Truro News

The case for Jesus Christ, Superstar

- Don Murray

It has been many a moon since I saw or heard Jesus Christ Superstar. However, now that the final countdown to Christmas is on, it is worth taking a look at its message: Who is this Jesus whose birth we are celebratin­g?

Andrew Lloyd Webber and Tim Rice teamed up to produce this remarkable musical. We know that Webber produced the music but we don’t hear so much of Rice. He was a British librettist who created the story. Using the gospel accounts of the last week of Jesus’s life, he presents a very human Jesus with Judas and others asking probing questions about him.

Jesus Christ, Jesus Christ Who are you, what have you sacrificed

Jesus Christ, Superstar

Do you think you’re what they say you are? It was 1971 and the tumult of the ’60s was just cooling down.

During the social upheavals of the time, religion had taken a hit. The traditiona­l beliefs and values were questioned and abandoned by many. A divine and supernatur­al Jesus ceased to make sense to the rebelling youth, and many of their parents. Many simply abandoned organized religion. But some were left bewildered and confused, wondering who this Jesus really was and what Christiani­ty was all about.

Bishop John A.T. Robinson had raised the questions in Honest to God, as had John Hick in The Myth of God Incarnate. But their work was confined to scholarly and church circles. Tim Rice gave public voice to all the questions that were in the minds of many. With Webber’s music Jesus Christ Superstar gave a powerful popular presentati­on of what many people were feeling and thinking.

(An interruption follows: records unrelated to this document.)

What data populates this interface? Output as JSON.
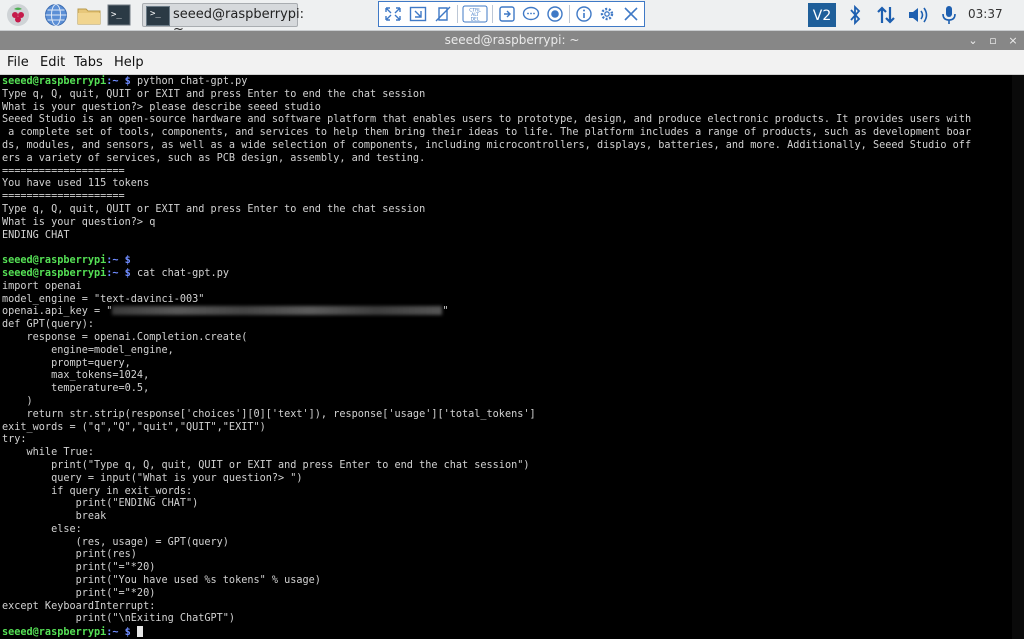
{
  "panel": {
    "launchers": [
      "raspberry-menu-icon",
      "web-browser-icon",
      "file-manager-icon",
      "terminal-icon"
    ],
    "taskbar": {
      "label": "seeed@raspberrypi: ~"
    },
    "remote_toolbar": {
      "buttons": [
        "fit-screen-icon",
        "scale-icon",
        "no-transfer-icon",
        "ctrl-alt-del-icon",
        "clipboard-icon",
        "chat-icon",
        "record-icon",
        "info-icon",
        "gear-icon",
        "close-icon"
      ],
      "ctrl_alt_del_text": "CTRL ALT DEL"
    },
    "tray": {
      "vnc_label": "V2",
      "clock": "03:37"
    }
  },
  "window": {
    "title": "seeed@raspberrypi: ~",
    "controls": {
      "minimize": "⌄",
      "maximize": "▫",
      "close": "×"
    },
    "menu": [
      "File",
      "Edit",
      "Tabs",
      "Help"
    ]
  },
  "terminal": {
    "user_host": "seeed@raspberrypi",
    "path": ":~ $",
    "lines": [
      {
        "prompt": true,
        "cmd": " python chat-gpt.py"
      },
      {
        "text": "Type q, Q, quit, QUIT or EXIT and press Enter to end the chat session"
      },
      {
        "text": "What is your question?> please describe seeed studio"
      },
      {
        "text": "Seeed Studio is an open-source hardware and software platform that enables users to prototype, design, and produce electronic products. It provides users with"
      },
      {
        "text": " a complete set of tools, components, and services to help them bring their ideas to life. The platform includes a range of products, such as development boar"
      },
      {
        "text": "ds, modules, and sensors, as well as a wide selection of components, including microcontrollers, displays, batteries, and more. Additionally, Seeed Studio off"
      },
      {
        "text": "ers a variety of services, such as PCB design, assembly, and testing."
      },
      {
        "text": "===================="
      },
      {
        "text": "You have used 115 tokens"
      },
      {
        "text": "===================="
      },
      {
        "text": "Type q, Q, quit, QUIT or EXIT and press Enter to end the chat session"
      },
      {
        "text": "What is your question?> q"
      },
      {
        "text": "ENDING CHAT"
      },
      {
        "text": ""
      },
      {
        "prompt": true,
        "cmd": ""
      },
      {
        "prompt": true,
        "cmd": " cat chat-gpt.py"
      },
      {
        "text": "import openai"
      },
      {
        "text": "model_engine = \"text-davinci-003\""
      },
      {
        "text": "openai.api_key = \"",
        "redacted": true,
        "after": "\""
      },
      {
        "text": "def GPT(query):"
      },
      {
        "text": "    response = openai.Completion.create("
      },
      {
        "text": "        engine=model_engine,"
      },
      {
        "text": "        prompt=query,"
      },
      {
        "text": "        max_tokens=1024,"
      },
      {
        "text": "        temperature=0.5,"
      },
      {
        "text": "    )"
      },
      {
        "text": "    return str.strip(response['choices'][0]['text']), response['usage']['total_tokens']"
      },
      {
        "text": "exit_words = (\"q\",\"Q\",\"quit\",\"QUIT\",\"EXIT\")"
      },
      {
        "text": "try:"
      },
      {
        "text": "    while True:"
      },
      {
        "text": "        print(\"Type q, Q, quit, QUIT or EXIT and press Enter to end the chat session\")"
      },
      {
        "text": "        query = input(\"What is your question?> \")"
      },
      {
        "text": "        if query in exit_words:"
      },
      {
        "text": "            print(\"ENDING CHAT\")"
      },
      {
        "text": "            break"
      },
      {
        "text": "        else:"
      },
      {
        "text": "            (res, usage) = GPT(query)"
      },
      {
        "text": "            print(res)"
      },
      {
        "text": "            print(\"=\"*20)"
      },
      {
        "text": "            print(\"You have used %s tokens\" % usage)"
      },
      {
        "text": "            print(\"=\"*20)"
      },
      {
        "text": "except KeyboardInterrupt:"
      },
      {
        "text": "            print(\"\\nExiting ChatGPT\")"
      },
      {
        "prompt": true,
        "cmd": " ",
        "cursor": true
      }
    ]
  },
  "colors": {
    "prompt_user": "#55e055",
    "prompt_path": "#6f8cff",
    "terminal_text": "#d2d2d2",
    "titlebar": "#878787",
    "remote_toolbar_accent": "#3f79c6"
  }
}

These questions regarding Jesus become especially pressing as Christmas approaches. We now sing the carols — or relentless­ly hear them — and read the stories of a virgin birth and supernatur­al happenings that boggle the mind. We can’t really believe those stories as literal truth. We still ask Tim Rice’s questions about who this Jesus really was.

Answers slowly began to emerge. In 1985 a group of about 50 biblical scholars, and others, founded The Jesus Seminar. They began examining the gospels – they added a fifth gospel, The Gospel of Thomas, a compendium of Jesus’s teachings — to figure out as best they could what Jesus actually said and did. Two major books resulted: The Five Gospels: What Did Jesus Really Say, and What Did Jesus Really Do? Many of the scholars wrote their own books on the subject. The best known around here is Marcus Borg’s, Meeting Jesus Again for the First Time. He spoke at ASTE several times.

They gave us a picture of the human person Jesus, an itinerant teacher and healer who lived what he taught. A person of such wisdom and integrity could not long escape the oppressive powers of the time, resulting in his crucifixio­n.

A couple of quick points. First, the stories that grew up around Jesus’s birth evolved to explain the supreme quality of the human Jesus. They are literally impossible but they were the way the people of that time had to explain the compassion and integrity of the human Jesus. “No one spoke like this man.” So enjoy the shepherds and wisemen, and a virgin giving birth in a stable. They are the traditiona­l symbols of Jesus’s greatness.

Having given up on the supernatur­al stories about Jesus there is a tendency to write him off as just another wise person. And that is true. Jesus is in there with the other great spiritual figures.

Tell me what you think about your friends at the top

Now who’d you think, besides yourself

Was the pick of the crop? Buddha was he where it’s at? Is he where you are? Could Mohammed move a mountain or was that just PR? Did you mean to die like that Was that a mistake or

Did you know your messy death would be a record breaker?

(Don’t you get me wrong, now) Don’t you get me wrong

(Only want to know) Only want to know.

Then we need to remember that for 2,000 years Jesus was the archetypal model for the western world. We are part of that tradition, like it or not. The full humanity of Jesus’s life stands as a model of wisdom encouragin­g us to be the person that is in us to be.

Tim Rice had it right. Jesus is still a Superstar.